Take the 3300 block of Blair Avenue in Hyde Park, where the shells of three LRA-owned brick four-families sit crumbling in a row, their roofs gone and brick walls caving in. Across the street, another LRA house, this one of blue shingles, sits empty, its roof rotting. On a recent afternoon, a boy played in a fort built of mattresses in the yard. Otherwise the street was dead.
Just a few blocks away, construction crews are working, rehabbing 27 buildings scattered across several blocks in a project called Hyde Park South. When they’re done, there will be 50 affordable apartments.

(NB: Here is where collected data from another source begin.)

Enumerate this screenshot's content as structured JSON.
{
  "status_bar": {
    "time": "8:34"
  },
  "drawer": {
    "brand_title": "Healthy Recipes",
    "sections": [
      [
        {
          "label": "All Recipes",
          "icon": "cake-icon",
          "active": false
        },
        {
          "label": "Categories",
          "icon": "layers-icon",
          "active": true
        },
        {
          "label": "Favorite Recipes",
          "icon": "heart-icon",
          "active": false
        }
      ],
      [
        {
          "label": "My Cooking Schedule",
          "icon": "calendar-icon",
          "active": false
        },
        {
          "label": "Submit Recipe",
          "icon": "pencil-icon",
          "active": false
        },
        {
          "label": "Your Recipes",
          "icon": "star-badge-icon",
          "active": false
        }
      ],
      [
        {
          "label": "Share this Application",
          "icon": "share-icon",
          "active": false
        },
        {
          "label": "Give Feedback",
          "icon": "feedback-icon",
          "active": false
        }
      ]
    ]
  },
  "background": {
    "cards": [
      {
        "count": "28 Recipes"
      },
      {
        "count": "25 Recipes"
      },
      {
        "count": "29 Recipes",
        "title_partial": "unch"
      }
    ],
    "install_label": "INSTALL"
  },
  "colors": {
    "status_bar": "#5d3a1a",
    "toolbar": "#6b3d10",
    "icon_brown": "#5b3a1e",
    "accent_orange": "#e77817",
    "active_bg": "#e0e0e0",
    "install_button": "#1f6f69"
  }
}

Most of the buildings were bought from the LRA, said Michele Duffe, a development consultant who is working on the project, and the former LRA director herself. Duffe’s firm and the development arm of nearby Bethlehem Lutheran Church have built 206 units of housing in the neighborhood, with 40 more in the pipeline.
Buying all those parcels from individual owners, instead of a land bank, said Duffe, would have been impossible.